The FEC is charged with enforcing the nation’s campaign finance laws. To take any action, from routine enforcement to rulemaking to the issuance of advisory opinions, the FEC requires a four-vote majority. Because the Commission is composed of three members from each party, its habitual 3–3 votes along partisan lines mire the Commission in inaction.
Despite the desperate need for the FEC to update disclosure rules in light of loopholes created by Citizens United v. FEC, the Commission has twice this year deadlocked on votes to merely initiate the rulemaking process. The Commissioners have routinely ignored the recommendations of their own non-partisan staff, voting 3–3 against penalties for blatant malfeasance.
The behavior of the Commissioners at Thursday’s hearing mimicked the dysfunction that regularly governs FEC activity. When asked if they felt current disclosure law is adequate, the Republicans said, yes, the Democrats, no.

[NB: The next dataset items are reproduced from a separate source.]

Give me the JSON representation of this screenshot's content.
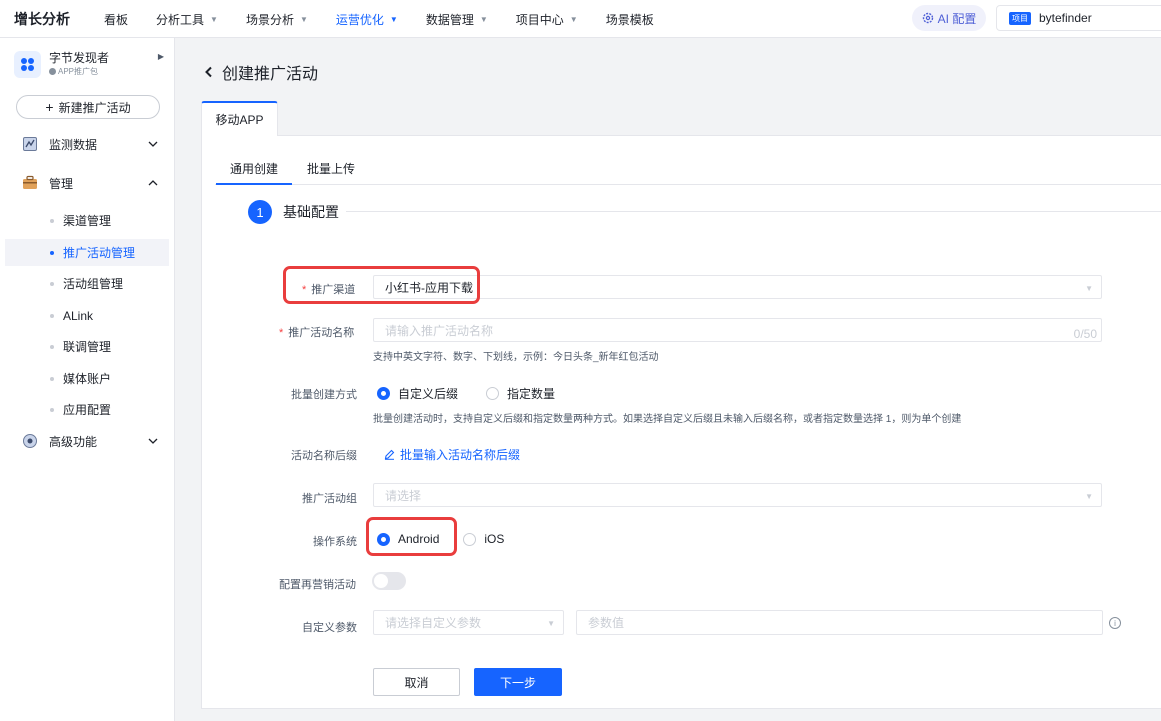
{
  "topbar": {
    "brand": "增长分析",
    "nav": [
      {
        "label": "看板",
        "caret": false,
        "active": false
      },
      {
        "label": "分析工具",
        "caret": true,
        "active": false
      },
      {
        "label": "场景分析",
        "caret": true,
        "active": false
      },
      {
        "label": "运营优化",
        "caret": true,
        "active": true
      },
      {
        "label": "数据管理",
        "caret": true,
        "active": false
      },
      {
        "label": "项目中心",
        "caret": true,
        "active": false
      },
      {
        "label": "场景模板",
        "caret": false,
        "active": false
      }
    ],
    "ai_label": "AI 配置",
    "project_badge": "项目",
    "project_name": "bytefinder"
  },
  "sidebar": {
    "app_name": "字节发现者",
    "app_sub": "APP推广包",
    "new_button": "新建推广活动",
    "groups": {
      "monitor": "监测数据",
      "manage": "管理",
      "advanced": "高级功能"
    },
    "items": [
      "渠道管理",
      "推广活动管理",
      "活动组管理",
      "ALink",
      "联调管理",
      "媒体账户",
      "应用配置"
    ]
  },
  "main": {
    "title": "创建推广活动",
    "card_tab": "移动APP",
    "subtabs": [
      "通用创建",
      "批量上传"
    ],
    "step_number": "1",
    "section_title": "基础配置",
    "form": {
      "channel_label": "推广渠道",
      "channel_value": "小红书-应用下载",
      "name_label": "推广活动名称",
      "name_placeholder": "请输入推广活动名称",
      "name_counter": "0/50",
      "name_hint": "支持中英文字符、数字、下划线，示例：今日头条_新年红包活动",
      "batch_label": "批量创建方式",
      "batch_options": [
        "自定义后缀",
        "指定数量"
      ],
      "batch_hint": "批量创建活动时，支持自定义后缀和指定数量两种方式。如果选择自定义后缀且未输入后缀名称，或者指定数量选择 1，则为单个创建",
      "suffix_label": "活动名称后缀",
      "suffix_link": "批量输入活动名称后缀",
      "group_label": "推广活动组",
      "group_placeholder": "请选择",
      "os_label": "操作系统",
      "os_options": [
        "Android",
        "iOS"
      ],
      "remarketing_label": "配置再营销活动",
      "param_label": "自定义参数",
      "param_select_placeholder": "请选择自定义参数",
      "param_value_placeholder": "参数值"
    },
    "buttons": {
      "cancel": "取消",
      "next": "下一步"
    }
  },
  "colors": {
    "accent": "#1664ff",
    "highlight": "#e93d3d",
    "required": "#f53f3f"
  }
}
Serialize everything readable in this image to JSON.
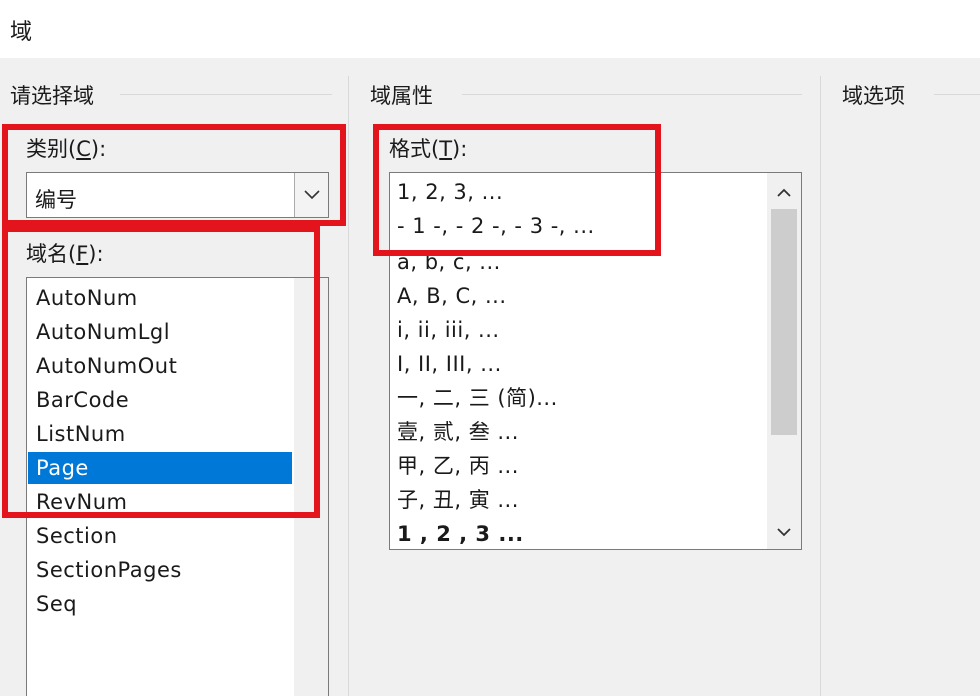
{
  "dialog": {
    "title": "域"
  },
  "groups": {
    "choose_field": "请选择域",
    "field_properties": "域属性",
    "field_options": "域选项"
  },
  "category": {
    "label_prefix": "类别(",
    "accesskey": "C",
    "label_suffix": "):",
    "selected": "编号",
    "dropdown_icon": "chevron-down-icon"
  },
  "field_names": {
    "label_prefix": "域名(",
    "accesskey": "F",
    "label_suffix": "):",
    "items": [
      "AutoNum",
      "AutoNumLgl",
      "AutoNumOut",
      "BarCode",
      "ListNum",
      "Page",
      "RevNum",
      "Section",
      "SectionPages",
      "Seq"
    ],
    "selected": "Page"
  },
  "format": {
    "label_prefix": "格式(",
    "accesskey": "T",
    "label_suffix": "):",
    "items": [
      "1, 2, 3, ...",
      "- 1 -, - 2 -, - 3 -, ...",
      "a, b, c, ...",
      "A, B, C, ...",
      "i, ii, iii, ...",
      "I, II, III, ...",
      "一, 二, 三 (简)...",
      "壹, 贰, 叁 ...",
      "甲, 乙, 丙 ...",
      "子, 丑, 寅 ...",
      "1 , 2 , 3  ..."
    ],
    "scroll_up_icon": "chevron-up-icon",
    "scroll_down_icon": "chevron-down-icon"
  },
  "highlight_color": "#e3141b",
  "selection_color": "#0078d7"
}
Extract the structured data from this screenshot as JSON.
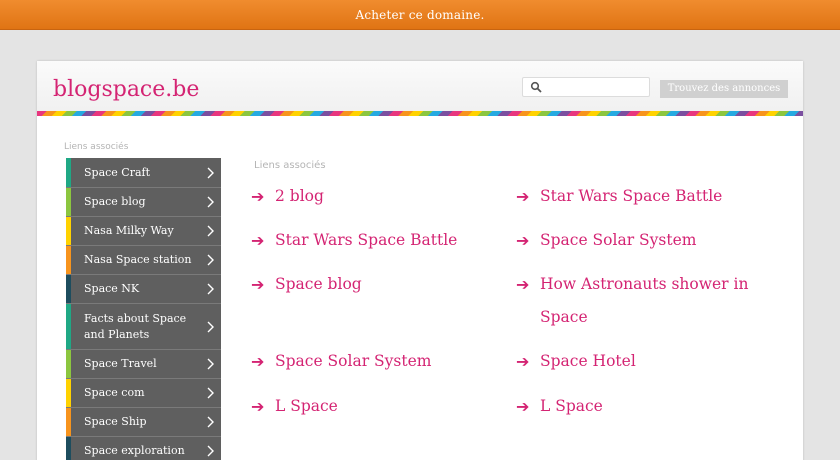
{
  "topbar": {
    "label": "Acheter ce domaine."
  },
  "header": {
    "logo": "blogspace.be",
    "search_placeholder": "",
    "search_button": "Trouvez des annonces"
  },
  "sidebar": {
    "label": "Liens associés",
    "items": [
      {
        "label": "Space Craft",
        "accent": "#1fa885"
      },
      {
        "label": "Space blog",
        "accent": "#8cc63f"
      },
      {
        "label": "Nasa Milky Way",
        "accent": "#ffd200"
      },
      {
        "label": "Nasa Space station",
        "accent": "#f7941d"
      },
      {
        "label": "Space NK",
        "accent": "#1d4d5e"
      },
      {
        "label": "Facts about Space and Planets",
        "accent": "#1fa885"
      },
      {
        "label": "Space Travel",
        "accent": "#8cc63f"
      },
      {
        "label": "Space com",
        "accent": "#ffd200"
      },
      {
        "label": "Space Ship",
        "accent": "#f7941d"
      },
      {
        "label": "Space exploration",
        "accent": "#1d4d5e"
      }
    ]
  },
  "main": {
    "label": "Liens associés",
    "arrow": "➔",
    "links": [
      {
        "label": "2 blog"
      },
      {
        "label": "Star Wars Space Battle"
      },
      {
        "label": "Star Wars Space Battle"
      },
      {
        "label": "Space Solar System"
      },
      {
        "label": "Space blog"
      },
      {
        "label": "How Astronauts shower in Space"
      },
      {
        "label": "Space Solar System"
      },
      {
        "label": "Space Hotel"
      },
      {
        "label": "L Space"
      },
      {
        "label": "L Space"
      }
    ]
  },
  "colors": {
    "accent": "#d42473",
    "topbar": "#e07414"
  }
}
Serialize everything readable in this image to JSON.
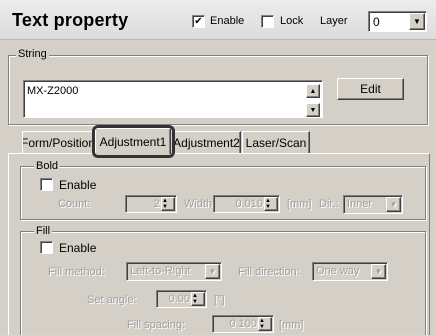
{
  "header": {
    "title": "Text property",
    "enable_label": "Enable",
    "enable_checked": true,
    "lock_label": "Lock",
    "lock_checked": false,
    "layer_label": "Layer",
    "layer_value": "0"
  },
  "string_group": {
    "title": "String",
    "value": "MX-Z2000",
    "edit_button": "Edit"
  },
  "tabs": [
    {
      "label": "Form/Position",
      "active": false
    },
    {
      "label": "Adjustment1",
      "active": true
    },
    {
      "label": "Adjustment2",
      "active": false
    },
    {
      "label": "Laser/Scan",
      "active": false
    }
  ],
  "bold": {
    "title": "Bold",
    "enable_label": "Enable",
    "count_label": "Count:",
    "count_value": "2",
    "width_label": "Width:",
    "width_value": "0.010",
    "width_unit": "[mm]",
    "dir_label": "Dir.:",
    "dir_value": "Inner"
  },
  "fill": {
    "title": "Fill",
    "enable_label": "Enable",
    "method_label": "Fill method:",
    "method_value": "Left-to-Right",
    "direction_label": "Fill direction:",
    "direction_value": "One way",
    "angle_label": "Set angle:",
    "angle_value": "0.00",
    "angle_unit": "[°]",
    "spacing_label": "Fill spacing:",
    "spacing_value": "0.100",
    "spacing_unit": "[mm]"
  },
  "icons": {
    "dropdown": "chevron-down-icon",
    "spin": "spin-up-down-icon",
    "scroll_up": "scroll-up-arrow-icon",
    "scroll_down": "scroll-down-arrow-icon",
    "check": "checkmark-icon"
  }
}
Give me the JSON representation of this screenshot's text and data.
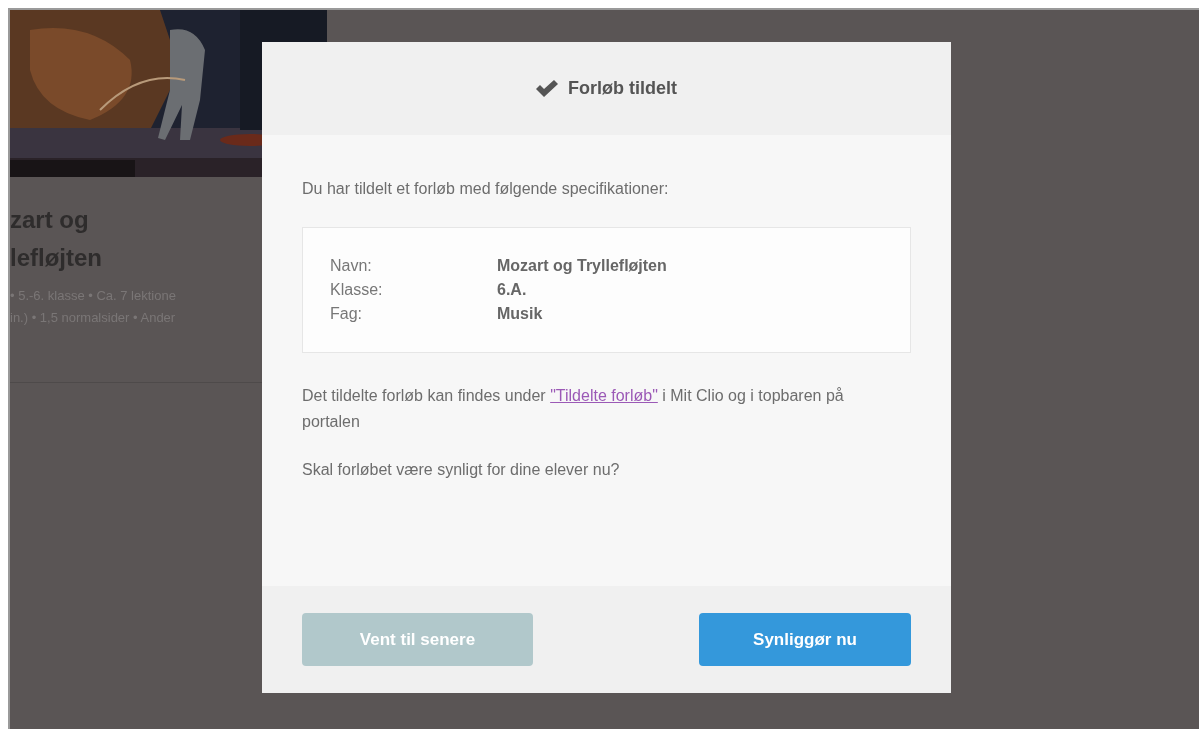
{
  "background_card": {
    "picture": {
      "kind": "picture"
    },
    "title_lines": [
      "zart og",
      "lefløjten"
    ],
    "meta_lines": [
      "• 5.-6. klasse • Ca. 7 lektione",
      "in.) • 1,5 normalsider • Ander"
    ]
  },
  "modal": {
    "title": "Forløb tildelt",
    "intro": "Du har tildelt et forløb med følgende specifikationer:",
    "details": [
      {
        "label": "Navn:",
        "value": "Mozart og Tryllefløjten"
      },
      {
        "label": "Klasse:",
        "value": "6.A."
      },
      {
        "label": "Fag:",
        "value": "Musik"
      }
    ],
    "info": {
      "before": "Det tildelte forløb kan findes under ",
      "link": "\"Tildelte forløb\"",
      "after": " i Mit Clio og i topbaren på portalen"
    },
    "question": "Skal forløbet være synligt for dine elever nu?",
    "buttons": [
      {
        "label": "Vent til senere",
        "disabled": true
      },
      {
        "label": "Synliggør nu",
        "disabled": false
      }
    ]
  }
}
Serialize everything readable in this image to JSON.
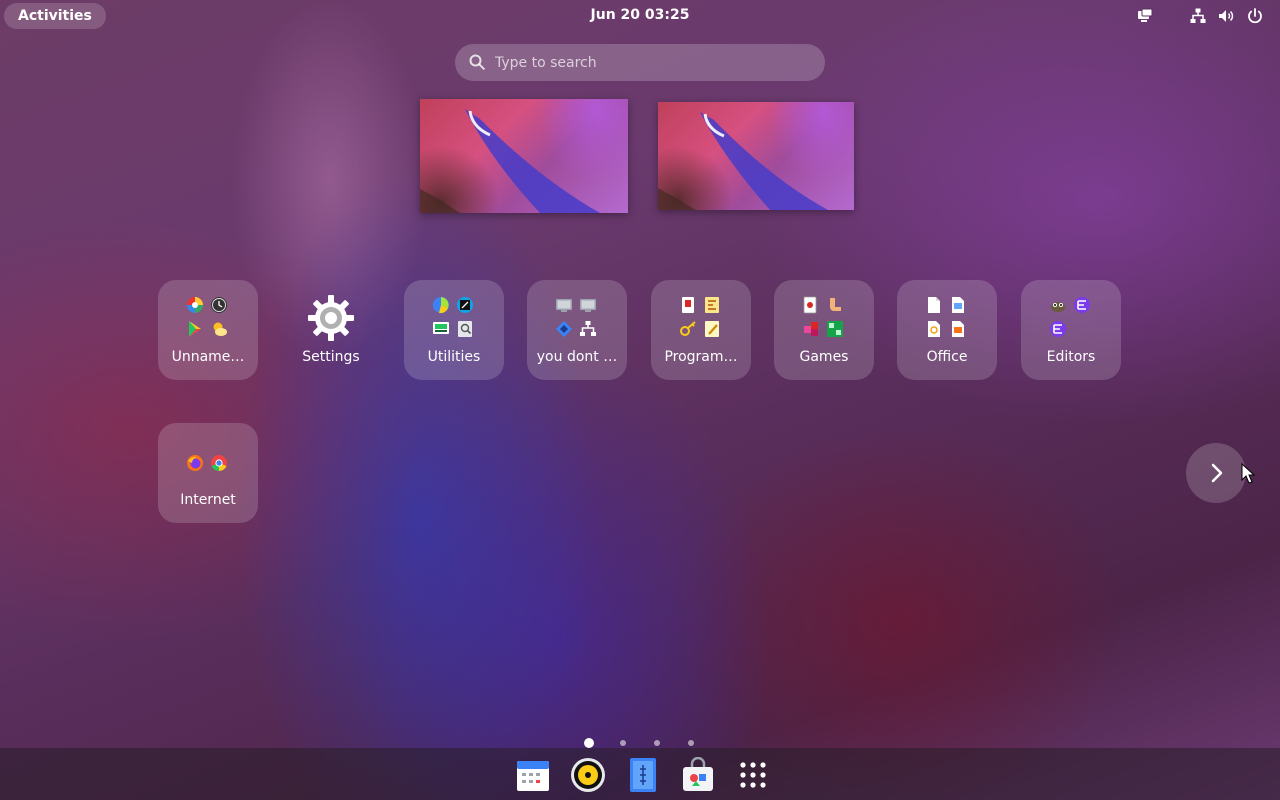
{
  "topbar": {
    "activities_label": "Activities",
    "clock": "Jun 20  03:25",
    "tray_icons": [
      "display-icon",
      "network-icon",
      "volume-icon",
      "power-icon"
    ]
  },
  "search": {
    "placeholder": "Type to search"
  },
  "workspaces": [
    "workspace-1",
    "workspace-2"
  ],
  "app_grid": {
    "folders": [
      {
        "label": "Unname…",
        "icons": [
          "color-picker-icon",
          "clock-icon",
          "play-store-icon",
          "weather-icon"
        ]
      },
      {
        "label": "Settings",
        "icons": [
          "gear-icon"
        ]
      },
      {
        "label": "Utilities",
        "icons": [
          "disk-usage-icon",
          "screenshot-icon",
          "monitor-icon",
          "document-scanner-icon"
        ]
      },
      {
        "label": "you dont …",
        "icons": [
          "terminal-icon",
          "terminal-icon",
          "connection-icon",
          "network-tree-icon"
        ]
      },
      {
        "label": "Program…",
        "icons": [
          "red-app-icon",
          "diff-tool-icon",
          "key-icon",
          "text-editor-icon"
        ]
      },
      {
        "label": "Games",
        "icons": [
          "solitaire-icon",
          "arm-icon",
          "puzzle-icon",
          "mines-icon"
        ]
      },
      {
        "label": "Office",
        "icons": [
          "document-icon",
          "spreadsheet-icon",
          "draw-icon",
          "presentation-icon"
        ]
      },
      {
        "label": "Editors",
        "icons": [
          "gimp-icon",
          "emacs-icon",
          "emacs-icon"
        ]
      },
      {
        "label": "Internet",
        "icons": [
          "firefox-icon",
          "chrome-icon"
        ]
      }
    ],
    "page_count": 4,
    "current_page": 1
  },
  "dock": [
    "calendar-icon",
    "rhythmbox-icon",
    "text-editor-icon",
    "software-store-icon",
    "show-apps-icon"
  ]
}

When asked if a request for additional information from someone filing a report with Commission constituted an act of enforcement, the Commissioners again divided along partisan lines.
Unfortunately, this oversight hearing was a lost opportunity. While the hearing caricatured the tendencies of the agency, the subcommittee members failed to probe the sources of gridlock on the Commission. Instead, they spent an inordinate amount of time squabbling amongst themselves and with the Commissioners about procedural matters concerning the agency.
The blame for FEC dysfunction lies with the agency, Congress, and President Obama. Five members of the Commission currently languish as lame ducks. Their terms have expired, and they cannot be reappointed, but President Obama has made a lackluster effort to replace them, nominating no Commissioners since 2009. Fixing the FEC will take more than a Congressional hearing. President Obama needs to fill the vacancies on the FEC now with members who, regardless of partisan affiliation, believe in the mission of the agency — to enforce the nation’s campaign finance laws.